Porażka goni porażkę (foto)
Druga liga to za wysokie progi dla siatkarek UKS? Takie wrażanie można było odnieść po meczu z Wisłą AGH Kraków, który nasze dziewczyny przegrały 1:3.
Widzowie zebrani hali jasielskiego MOSiRu mogli być zadowoleni tylko z pierwszego, wygranego przez nasz zespół seta. Bardzo dobra gra skrzydłami, skuteczne ataki i świetny blok, to wszystko sprawiło, że przyjezdne nie mogły znaleźć sposobu na drużynę UKS-u. Nie pomagała gra kombinacyjna, ataki z drugiej linii i tego seta wygrywamy do 19.

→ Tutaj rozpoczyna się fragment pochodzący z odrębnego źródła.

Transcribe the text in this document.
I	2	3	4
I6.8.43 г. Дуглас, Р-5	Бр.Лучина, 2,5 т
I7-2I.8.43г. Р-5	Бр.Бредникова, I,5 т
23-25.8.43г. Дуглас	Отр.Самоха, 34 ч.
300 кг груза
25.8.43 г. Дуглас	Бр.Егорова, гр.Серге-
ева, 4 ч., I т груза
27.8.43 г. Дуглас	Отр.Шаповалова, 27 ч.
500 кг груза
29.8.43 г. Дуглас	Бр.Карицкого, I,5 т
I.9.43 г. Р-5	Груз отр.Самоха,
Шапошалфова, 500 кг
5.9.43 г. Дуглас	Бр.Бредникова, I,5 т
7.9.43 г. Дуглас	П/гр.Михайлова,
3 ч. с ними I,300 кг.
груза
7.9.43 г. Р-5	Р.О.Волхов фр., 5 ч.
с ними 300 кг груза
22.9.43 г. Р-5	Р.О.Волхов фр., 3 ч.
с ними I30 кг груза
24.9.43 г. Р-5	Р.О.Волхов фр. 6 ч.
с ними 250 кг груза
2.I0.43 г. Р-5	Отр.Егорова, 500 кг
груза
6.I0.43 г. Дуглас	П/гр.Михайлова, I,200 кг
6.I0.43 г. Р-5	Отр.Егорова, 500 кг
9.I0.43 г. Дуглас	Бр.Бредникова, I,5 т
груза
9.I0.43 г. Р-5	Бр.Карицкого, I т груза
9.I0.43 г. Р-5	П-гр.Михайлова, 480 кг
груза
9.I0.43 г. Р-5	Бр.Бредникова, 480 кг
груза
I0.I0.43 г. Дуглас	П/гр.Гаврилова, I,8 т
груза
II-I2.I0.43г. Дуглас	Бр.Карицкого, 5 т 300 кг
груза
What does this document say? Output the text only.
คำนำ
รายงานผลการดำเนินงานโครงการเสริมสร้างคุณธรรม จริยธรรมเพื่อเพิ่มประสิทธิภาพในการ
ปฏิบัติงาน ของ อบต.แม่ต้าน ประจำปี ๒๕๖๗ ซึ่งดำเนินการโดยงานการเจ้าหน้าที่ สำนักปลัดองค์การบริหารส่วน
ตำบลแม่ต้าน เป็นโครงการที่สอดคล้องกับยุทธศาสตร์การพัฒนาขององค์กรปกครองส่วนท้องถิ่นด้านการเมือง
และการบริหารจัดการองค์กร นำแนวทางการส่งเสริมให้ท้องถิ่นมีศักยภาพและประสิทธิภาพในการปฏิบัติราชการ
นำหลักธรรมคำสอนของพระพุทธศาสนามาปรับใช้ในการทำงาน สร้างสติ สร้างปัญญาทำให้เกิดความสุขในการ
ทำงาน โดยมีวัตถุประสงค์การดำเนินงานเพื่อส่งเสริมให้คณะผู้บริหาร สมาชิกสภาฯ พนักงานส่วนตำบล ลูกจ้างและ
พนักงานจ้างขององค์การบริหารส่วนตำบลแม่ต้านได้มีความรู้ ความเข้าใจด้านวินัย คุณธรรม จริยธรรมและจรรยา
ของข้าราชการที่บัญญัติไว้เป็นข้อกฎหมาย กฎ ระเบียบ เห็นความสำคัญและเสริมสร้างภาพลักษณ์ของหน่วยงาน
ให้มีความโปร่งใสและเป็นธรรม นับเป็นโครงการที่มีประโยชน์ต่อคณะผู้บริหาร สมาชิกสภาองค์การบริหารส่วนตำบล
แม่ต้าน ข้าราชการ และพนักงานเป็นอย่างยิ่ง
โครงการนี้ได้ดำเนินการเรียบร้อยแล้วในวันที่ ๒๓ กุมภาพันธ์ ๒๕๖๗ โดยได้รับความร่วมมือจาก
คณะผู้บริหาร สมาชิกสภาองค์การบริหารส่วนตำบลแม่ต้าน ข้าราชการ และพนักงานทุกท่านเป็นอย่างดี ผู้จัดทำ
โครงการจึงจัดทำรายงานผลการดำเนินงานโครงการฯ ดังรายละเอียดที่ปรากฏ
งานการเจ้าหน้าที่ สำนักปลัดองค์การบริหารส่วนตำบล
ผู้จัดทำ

Drugi set był jak kubeł zimnej wody wylany na kibiców zgromadzonych w hali jasielskiego MOSiRu. Wiślaczki otrząsnęły się z letargu i zaatakowały. Przyciśnięte jaślanki zaczęły popełniać proste błędy. Świetna gra Gabrieli Gasidło, która tchnęła ducha w swój zespół sprawiła, że zaczął się popis w wykonaniu przyjezdnych. Mocne ataki Wiślaczek i słaby blok oraz problemy w przyjęciu jaślanek dały efet i przyjezdne wyrównały.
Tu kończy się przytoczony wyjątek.